One of the instruments implemented is Selective Dry cow Therapy. Based on the individual somatic cell count 6 weeks or less prior to drying off only antibiotics maybe used for heifers at > 150,000 cells/ml and 50,000 cells/ml for cows.
Based on an overview of the present situation in the UK by Derek Armstrong (AHDB) the Dutch approach is ahead of the dairy sector in the UK. Working together with all stakeholders resulted in a real on farm change in the Netherlands.
Jeanet Bakker of Dutch farmers union LTO Netherland gave an overview of current and planned BVD and IBR control strategies in the Netherlands which will have also an impact on the reducing of antibiotics. It is difficult to eradicate these diseases by making use of regulation implemented in the quality assurance programs of the dairy industry as a lot of cattle is kept outside the dairy sector.
The second day, 3 dairy farms in the forefront of animal health and responsible antibiotics use were visited. These visits were also joined by 12 (young) Dutch dairy farmers resulting in a lot of interactions.
The first farm, run by Erik and Marian van Grinsven at Sint Michielgestel, had a 260 high yielding cow herd with 5 milking robots. UK visitors were impressed by the high milk production (12,000 liter/cow) realized with a limited area of land and low use of antibiotics.
The second farm of the family Nabuurs in Sint Hubert had 250 cows with a separate unit of young stock rearing. This visit was also joined by the vet which showed the good collaboration between the farmer and his vet. Between healthy cows a healthy lunch was offered to the visitors.
The last farm visited this day was at Ijzendoorn run by Arnold and Brenda van Dee. This 90 cow herd farm is characterized by a high animal health status and no drying off.
After this farm visit Renny van Hoeij, PhD candidate in Animal Science, gave a presentation of a research about shortening or omitting the dry period. A short (30 days) dry period leads to a limited reduction in milk yield, but also an improvement of the energy balance. A follow up experiment is going on to study an optimal dry period for individual cows depending on characteristic like udder health etc.
The third and last day the UK group visited the site of Dairy Campus at Leeuwarden. Dairy Campus of Wageningen University (WUR) is a center for research, education, training etc with more than 300 hectares of land and 500 cows. Firstly Eke Folkerts gave an overview of the site and the many stakeholders of the Dutch dairy chain working together in Dairy Campus.

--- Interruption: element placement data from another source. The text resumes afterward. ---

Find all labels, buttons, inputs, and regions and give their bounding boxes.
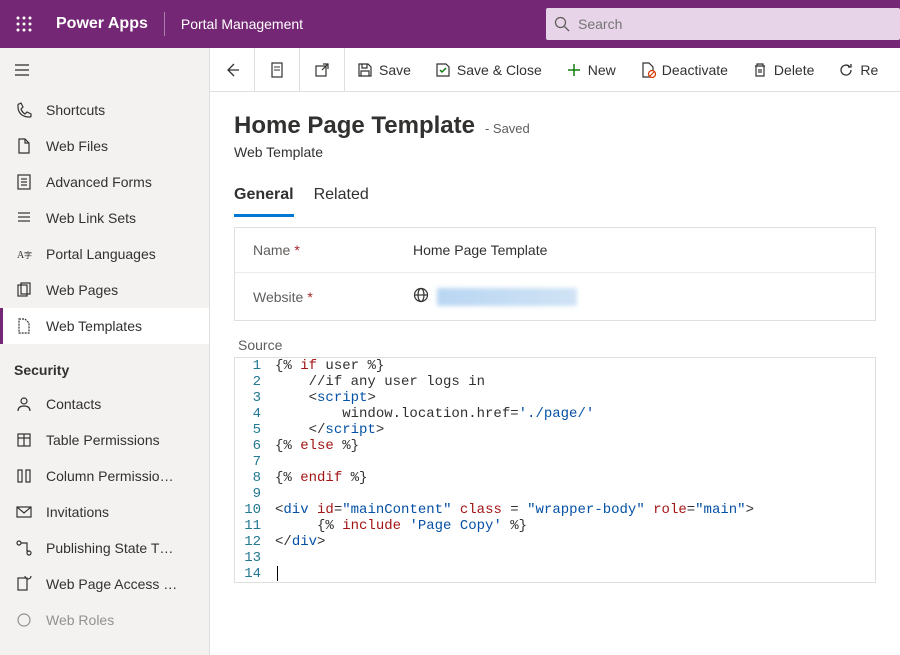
sidebar-item-web-roles[interactable]: Web Roles <box>0 602 209 638</box>
lock-page-icon <box>14 574 34 594</box>
sidebar-item-web-page-access[interactable]: Web Page Access … <box>0 566 209 602</box>
source-editor[interactable]: 1{% if user %} 2 //if any user logs in 3… <box>234 357 876 583</box>
save-state-label: - Saved <box>485 121 530 136</box>
sidebar-item-label: Table Permissions <box>46 432 160 448</box>
save-close-label: Save & Close <box>457 62 542 78</box>
hamburger-icon <box>14 62 30 78</box>
table-icon <box>14 430 34 450</box>
mail-icon <box>14 502 34 522</box>
top-bar: Power Apps Portal Management <box>0 0 900 48</box>
refresh-icon <box>838 62 854 78</box>
field-name-label: Name* <box>253 242 413 258</box>
sidebar-item-web-templates[interactable]: Web Templates <box>0 308 209 344</box>
sidebar-toggle-button[interactable] <box>0 48 209 92</box>
content-area: Home Page Template - Saved Web Template … <box>210 92 900 655</box>
flow-icon <box>14 538 34 558</box>
sidebar-item-column-permissions[interactable]: Column Permissio… <box>0 458 209 494</box>
sidebar-item-label: Publishing State T… <box>46 540 173 556</box>
sidebar-item-shortcuts[interactable]: Shortcuts <box>0 92 209 128</box>
save-icon <box>357 62 373 78</box>
sidebar-item-label: Column Permissio… <box>46 468 174 484</box>
sidebar-item-label: Web Templates <box>46 318 142 334</box>
refresh-label: Re <box>860 62 878 78</box>
sidebar-item-label: Portal Languages <box>46 246 156 262</box>
entity-type-label: Web Template <box>234 144 876 160</box>
page-title: Home Page Template <box>234 112 475 140</box>
sidebar-item-publishing-state[interactable]: Publishing State T… <box>0 530 209 566</box>
sidebar-item-label: Contacts <box>46 396 101 412</box>
trash-icon <box>752 62 768 78</box>
save-label: Save <box>379 62 411 78</box>
save-button[interactable]: Save <box>345 48 423 92</box>
search-icon <box>554 16 570 32</box>
open-new-window-button[interactable] <box>300 48 344 92</box>
deactivate-label: Deactivate <box>662 62 728 78</box>
sidebar-item-label: Shortcuts <box>46 102 105 118</box>
phone-icon <box>14 100 34 120</box>
field-name-row: Name* Home Page Template <box>235 228 875 273</box>
deactivate-icon <box>640 62 656 78</box>
popout-icon <box>314 62 330 78</box>
tab-related[interactable]: Related <box>314 180 369 217</box>
search-input[interactable] <box>578 16 892 32</box>
app-name-label: Portal Management <box>165 16 319 32</box>
roles-icon <box>14 610 34 630</box>
field-website-label: Website* <box>253 289 413 305</box>
sidebar-item-web-link-sets[interactable]: Web Link Sets <box>0 200 209 236</box>
main-panel: Save Save & Close New Deactivate Delete … <box>210 48 900 655</box>
sidebar-item-table-permissions[interactable]: Table Permissions <box>0 422 209 458</box>
sidebar-section-security: Security <box>0 344 209 386</box>
redacted-value <box>437 288 577 306</box>
page-icon <box>269 62 285 78</box>
field-name-value[interactable]: Home Page Template <box>413 242 857 258</box>
form-section: Name* Home Page Template Website* <box>234 227 876 321</box>
sidebar-item-advanced-forms[interactable]: Advanced Forms <box>0 164 209 200</box>
sidebar-item-label: Web Pages <box>46 282 118 298</box>
refresh-button[interactable]: Re <box>826 48 890 92</box>
form-selector-button[interactable] <box>255 48 299 92</box>
arrow-left-icon <box>224 62 240 78</box>
sidebar: Shortcuts Web Files Advanced Forms Web L… <box>0 48 210 655</box>
sidebar-item-label: Invitations <box>46 504 109 520</box>
save-close-button[interactable]: Save & Close <box>423 48 554 92</box>
sidebar-item-label: Web Page Access … <box>46 576 177 592</box>
svg-text:字: 字 <box>24 250 32 260</box>
plus-icon <box>566 62 582 78</box>
save-close-icon <box>435 62 451 78</box>
language-icon: A字 <box>14 244 34 264</box>
sidebar-item-contacts[interactable]: Contacts <box>0 386 209 422</box>
new-label: New <box>588 62 616 78</box>
new-button[interactable]: New <box>554 48 628 92</box>
field-website-value[interactable] <box>413 287 857 306</box>
columns-icon <box>14 466 34 486</box>
sidebar-item-portal-languages[interactable]: A字 Portal Languages <box>0 236 209 272</box>
file-icon <box>14 136 34 156</box>
pages-icon <box>14 280 34 300</box>
command-bar: Save Save & Close New Deactivate Delete … <box>210 48 900 92</box>
sidebar-item-label: Web Roles <box>46 612 114 628</box>
sidebar-item-label: Web Link Sets <box>46 210 136 226</box>
sidebar-item-label: Advanced Forms <box>46 174 152 190</box>
person-icon <box>14 394 34 414</box>
search-box[interactable] <box>546 8 900 40</box>
list-icon <box>14 208 34 228</box>
tab-list: General Related <box>234 180 876 217</box>
sidebar-item-invitations[interactable]: Invitations <box>0 494 209 530</box>
deactivate-button[interactable]: Deactivate <box>628 48 740 92</box>
back-button[interactable] <box>210 48 254 92</box>
field-source-label: Source <box>234 337 876 353</box>
app-launcher-button[interactable] <box>0 0 48 48</box>
sidebar-item-web-pages[interactable]: Web Pages <box>0 272 209 308</box>
sidebar-item-label: Web Files <box>46 138 108 154</box>
brand-label: Power Apps <box>48 15 164 33</box>
delete-button[interactable]: Delete <box>740 48 826 92</box>
delete-label: Delete <box>774 62 814 78</box>
waffle-icon <box>16 16 32 32</box>
field-website-row: Website* <box>235 273 875 320</box>
template-icon <box>14 316 34 336</box>
form-icon <box>14 172 34 192</box>
globe-icon <box>413 287 429 306</box>
tab-general[interactable]: General <box>234 180 294 217</box>
sidebar-item-web-files[interactable]: Web Files <box>0 128 209 164</box>
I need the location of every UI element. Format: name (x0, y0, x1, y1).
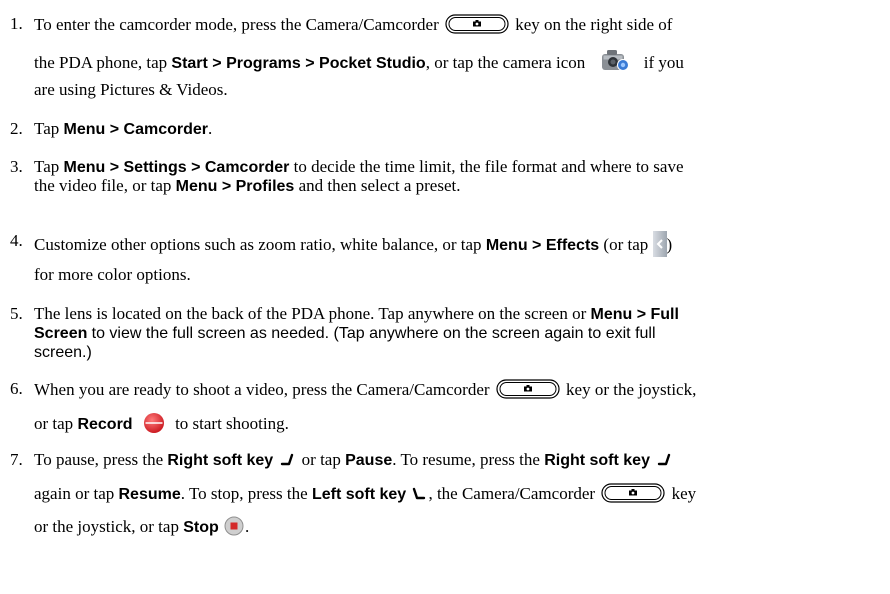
step-number: 4. (10, 231, 23, 250)
right-soft-key-label: Right soft key (544, 452, 650, 469)
camera-camcorder-key-icon (601, 483, 665, 503)
right-soft-key-icon (281, 453, 294, 466)
menu-path-effects: Menu > Effects (485, 237, 600, 254)
step-number: 5. (10, 304, 23, 323)
step-number: 3. (10, 157, 23, 176)
right-soft-key-icon (658, 453, 671, 466)
step-number: 7. (10, 450, 23, 469)
step-number: 6. (10, 379, 23, 398)
record-icon (143, 413, 164, 433)
left-soft-key-label: Left soft key (311, 486, 407, 503)
menu-path-start-programs-pocket-studio: Start > Programs > Pocket Studio (171, 55, 426, 72)
stop-icon (224, 516, 244, 536)
left-arrow-icon (652, 231, 667, 257)
step-number: 1. (10, 14, 23, 33)
step-number: 2. (10, 119, 23, 138)
camera-icon (601, 50, 629, 71)
menu-path-full-screen: Menu > Full (590, 306, 679, 323)
left-soft-key-icon (413, 487, 426, 500)
resume-label: Resume (118, 486, 181, 503)
right-soft-key-label: Right soft key (167, 452, 274, 469)
camera-camcorder-key-icon (445, 14, 509, 34)
menu-path-profiles: Menu > Profiles (175, 178, 295, 195)
record-label: Record (77, 416, 133, 433)
stop-label: Stop (183, 519, 219, 536)
instruction-list: 1. To enter the camcorder mode, press th… (10, 14, 697, 536)
menu-path-full-screen-cont: Screen (34, 325, 88, 342)
menu-path-settings-camcorder: Menu > Settings > Camcorder (63, 159, 290, 176)
menu-path-camcorder: Menu > Camcorder (63, 121, 208, 138)
camera-camcorder-key-icon (496, 379, 560, 399)
pause-label: Pause (345, 452, 393, 469)
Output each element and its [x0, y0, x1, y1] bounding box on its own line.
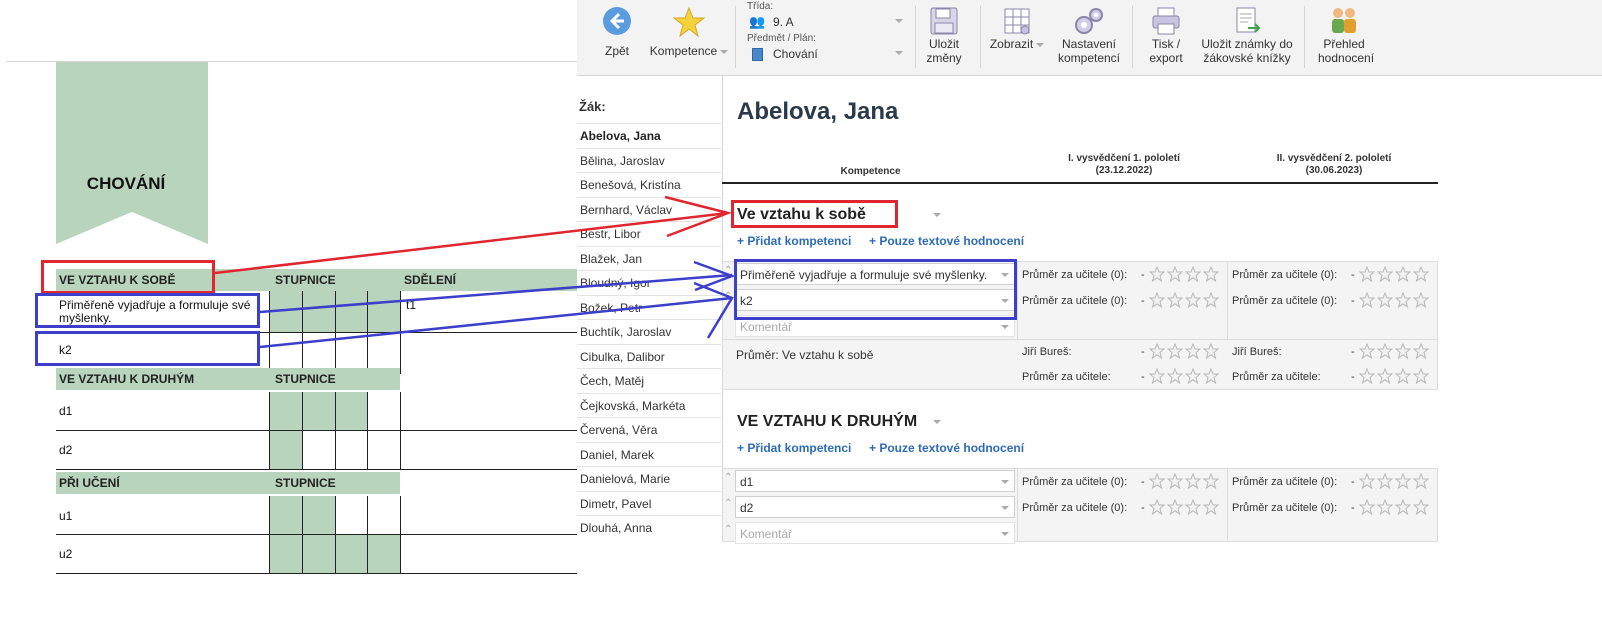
annotation-arrows — [214, 195, 736, 349]
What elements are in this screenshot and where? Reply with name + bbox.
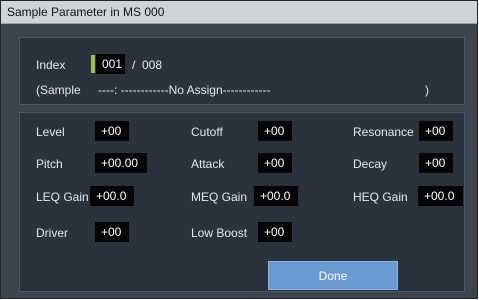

Afterwards Paul Galama (WUR) presented the development and ongoing research to alternative housing.
During the tour visitors were shown the facilities and research like ammonia emissions to do with floor and alternative floors (composting wood chips, artificial floor with manure robot) in stables with no cubicles or concrete floors. During the reflection workshops ideas and practices were identified on how to reduce antimicrobial use on farms in the UK. Farmer’s feedback about this visit was positive or as one of them said “More trips like this”.